Она обнимает меня. Она так заботливо говорит, что мне кажется, может, она и не станет ненавидеть, если скажу ей, что я гей. Мама заваривает крепкий чай и приносит мне чашку. Мы сидим втроем: я, мама и отчим, — и смотрим телевизор. Там показывают одно из этих идиотских ток-шоу, где все такие неравнодушные, все обсуждают проблемы других и печально вздыхают. И конечно же, они там говорят о геях! Блин, поговорить-то нормальным людям больше не о чем! И какой-то мужик, выпучив глаза, плюясь и задыхаясь от злости, высказывается, что геев надо принудительно лечить в психушках и, конечно, изолировать от нормального общества. Мама кивает в знак согласия, обнимает меня, треплет по голове и прижимает к себе.
— Да что ж это делается! — Вздыхает она. — Как же детей-то растить страшно! Ты смотри, Димка, ни в какие сомнительные разговоры даже не ввязывайся!
— Угу, — киваю я, а потом, после очередного плевка этого мужика в телевизоре вдруг не выдерживаю. — Да чо такого-то! Ну и что, если кто-то гей, кому какое дело!
— Ты чо несёшь! — Обрывает отчим.
— Ну а если у меня, например, друг или знакомый какой-нибудь гей, чо мне его убить что ли…
— Да чо ты такое говоришь! — Перебивает мама. — Какой ещё знакомый! Ты чо, с такими общаешься? Где?
И в глазах у неё теперь вовсе не забота, а прямо ненависть.
— Нет, не общаюсь, конечно, — отвечаю я. — Просто так сказал.
— Ты смотри, — как будто предупреждает отчим, — Ты чо, этих вон, пидоров, за людей держать не думай…
— Не думаю, — отвечаю, встаю и быстро иду к себе в комнату.
Хорошо, что Серёги нет. Я в одежде залезаю под одеяло и снова начинаю плакать. Нет, мама никогда не поймёт. Даже не стоит тешить себя надеждами. А если брат узнает, то точно со своими дружками прибьёт меня.
Так я живу ещё несколько дней. Потом, наконец, возвращается Артём. Они заняли второе место на этом чемпионате, и Левин, ясное дело, жутко довольный. Мы созваниваемся и договариваемся встретиться на нашей крыше. Я прихожу раньше, сижу, пью пиво.

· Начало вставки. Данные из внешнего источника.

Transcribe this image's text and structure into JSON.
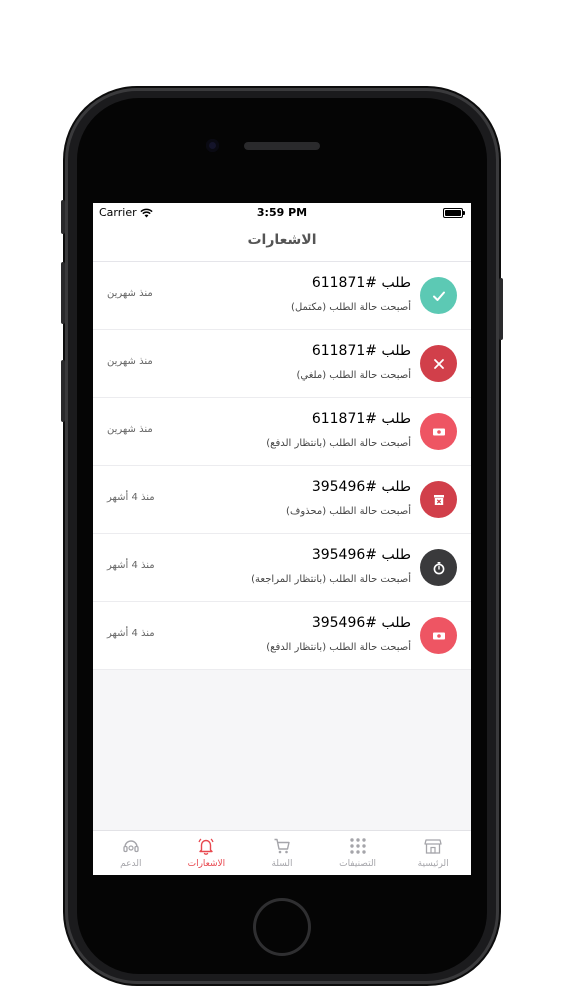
{
  "status_bar": {
    "carrier": "Carrier",
    "time": "3:59 PM"
  },
  "header": {
    "title": "الاشعارات"
  },
  "colors": {
    "teal": "#5cc9b4",
    "red": "#d13f4a",
    "pink": "#ee5563",
    "dark": "#3a3a3c",
    "active_tab": "#e8484f",
    "inactive_tab": "#a5a5aa"
  },
  "notifications": [
    {
      "title": "طلب #611871",
      "subtitle": "أصبحت حالة الطلب (مكتمل)",
      "time": "منذ شهرين",
      "icon": "check-icon",
      "color": "#5cc9b4"
    },
    {
      "title": "طلب #611871",
      "subtitle": "أصبحت حالة الطلب (ملغي)",
      "time": "منذ شهرين",
      "icon": "close-icon",
      "color": "#d13f4a"
    },
    {
      "title": "طلب #611871",
      "subtitle": "أصبحت حالة الطلب (بانتظار الدفع)",
      "time": "منذ شهرين",
      "icon": "money-icon",
      "color": "#ee5563"
    },
    {
      "title": "طلب #395496",
      "subtitle": "أصبحت حالة الطلب (محذوف)",
      "time": "منذ 4 أشهر",
      "icon": "deleted-box-icon",
      "color": "#d13f4a"
    },
    {
      "title": "طلب #395496",
      "subtitle": "أصبحت حالة الطلب (بانتظار المراجعة)",
      "time": "منذ 4 أشهر",
      "icon": "stopwatch-icon",
      "color": "#3a3a3c"
    },
    {
      "title": "طلب #395496",
      "subtitle": "أصبحت حالة الطلب (بانتظار الدفع)",
      "time": "منذ 4 أشهر",
      "icon": "money-icon",
      "color": "#ee5563"
    }
  ],
  "tabs": [
    {
      "label": "الدعم",
      "icon": "headset-icon",
      "active": false
    },
    {
      "label": "الاشعارات",
      "icon": "bell-icon",
      "active": true
    },
    {
      "label": "السلة",
      "icon": "cart-icon",
      "active": false
    },
    {
      "label": "التصنيفات",
      "icon": "grid-icon",
      "active": false
    },
    {
      "label": "الرئيسية",
      "icon": "store-icon",
      "active": false
    }
  ]
}
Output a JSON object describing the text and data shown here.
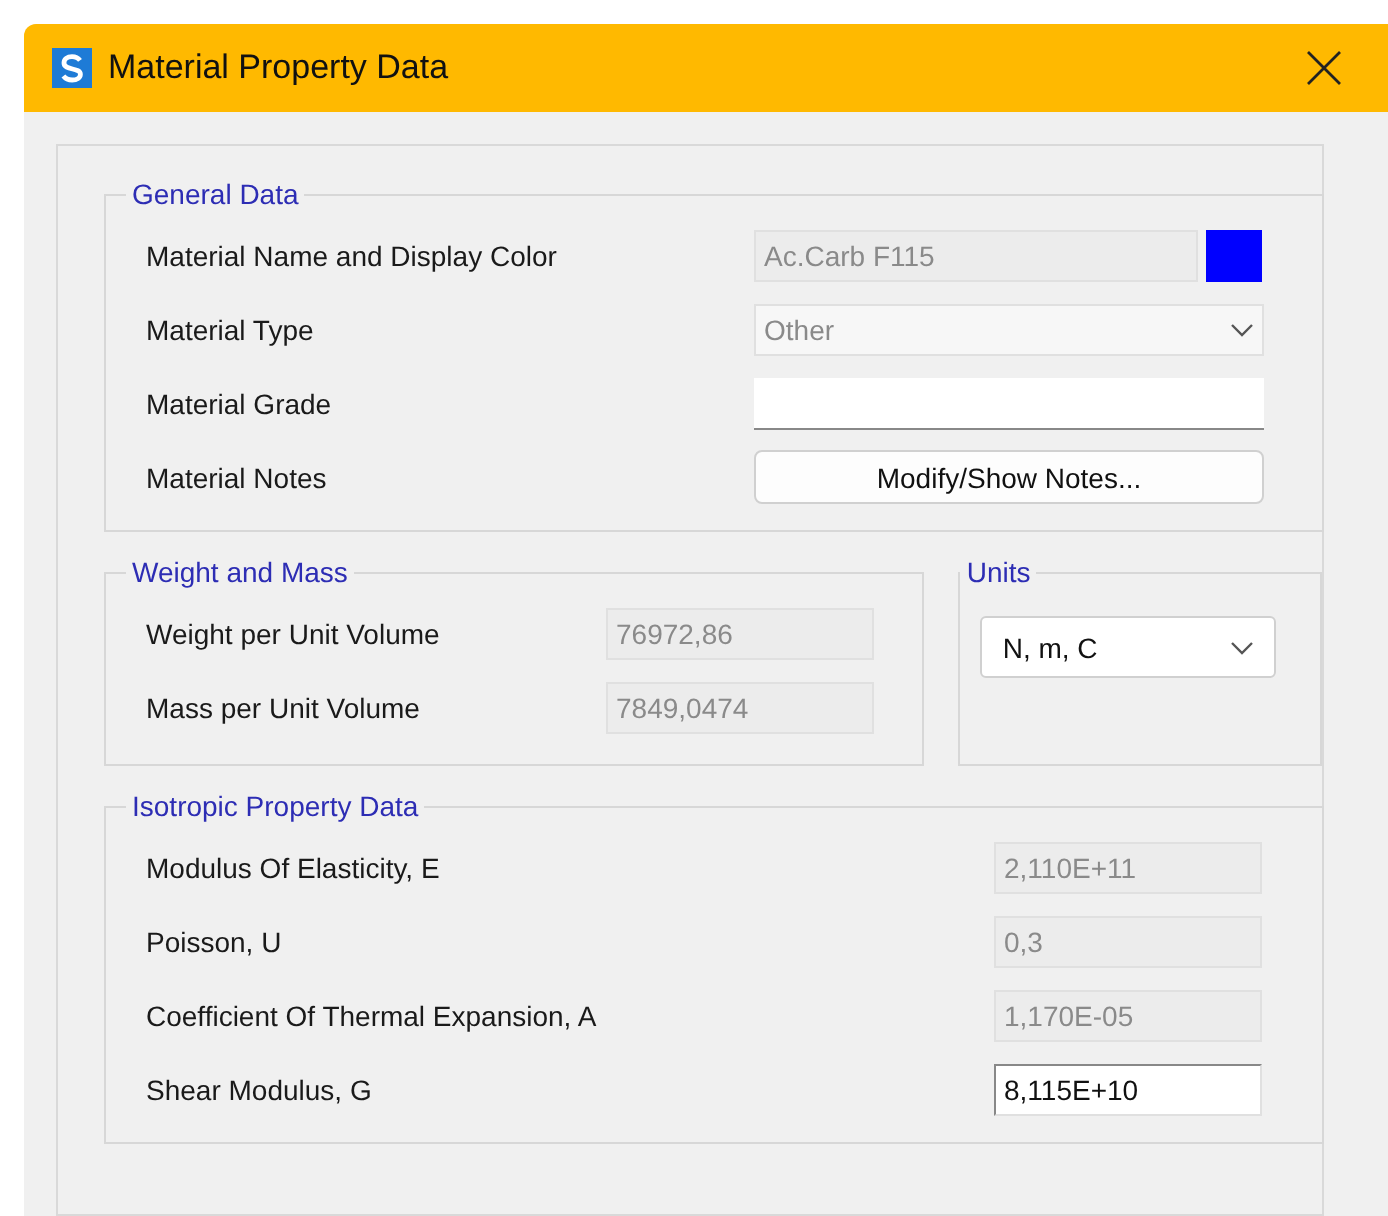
{
  "window": {
    "title": "Material Property Data"
  },
  "general_data": {
    "title": "General Data",
    "rows": [
      {
        "label": "Material Name and Display Color",
        "kind": "name_color",
        "value": "Ac.Carb F115",
        "disabled": true,
        "color": "#0000ff"
      },
      {
        "label": "Material Type",
        "kind": "dropdown",
        "value": "Other",
        "disabled": true
      },
      {
        "label": "Material Grade",
        "kind": "text",
        "disabled": false
      },
      {
        "label": "Material Notes",
        "kind": "button",
        "button": "Modify/Show Notes..."
      }
    ]
  },
  "weight_and_mass": {
    "title": "Weight and Mass",
    "rows": [
      {
        "label": "Weight per Unit Volume",
        "kind": "text",
        "value": "76972,86",
        "disabled": true
      },
      {
        "label": "Mass per Unit Volume",
        "kind": "text",
        "value": "7849,0474",
        "disabled": true
      }
    ]
  },
  "units": {
    "title": "Units",
    "value": "N, m, C",
    "disabled": false
  },
  "isotropic_property_data": {
    "title": "Isotropic Property Data",
    "rows": [
      {
        "label": "Modulus Of Elasticity,  E",
        "kind": "text",
        "value": "2,110E+11",
        "disabled": true
      },
      {
        "label": "Poisson, U",
        "kind": "text",
        "value": "0,3",
        "disabled": true
      },
      {
        "label": "Coefficient Of Thermal Expansion,  A",
        "kind": "text",
        "value": "1,170E-05",
        "disabled": true
      },
      {
        "label": "Shear Modulus,  G",
        "kind": "text",
        "value": "8,115E+10",
        "disabled": false
      }
    ]
  }
}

К тому моменту как появляется Артём, я уже достаточно пьяный.
— Привет! — Радостно восклицает Левин. — Я так скучал!
— Привет, — отвечаю. — Поздравляю со вторым местом.
— Спасибо! — Артём пристально смотрит на меня. — Что с тобой, Димка?
Он слегка встряхивает меня, держа за плечи. А что со мной? Понятно же. Второе место. Теперь Артёму все двери открыты. Теперь он доучится этот год и свалит в Америку, или в Англию, или ещё куда-нибудь подальше отсюда. У него учёба, тренировки, у него впереди теперь успешное заграничное будущее. Без меня. У меня-то никаких перспектив. Да, я останусь здесь, в этой стране, в этом городе, поступлю в какой-нибудь стрёмный вуз на стрёмное бесплатное отделение, потому что платить-то за меня, ясное дело, никто не будет… Господи, может, признаться уже всем, и пусть меня лучше убьют, чем так жить!
А Левин всё спрашивает и спрашивает, почему я такой странный, что со мной произошло, что случилось. А мне сдохнуть хочется от того, как я ему завидую. Я бы с ним всю жизнь согласен был провести, а теперь… Теперь точно мне подыхать одному.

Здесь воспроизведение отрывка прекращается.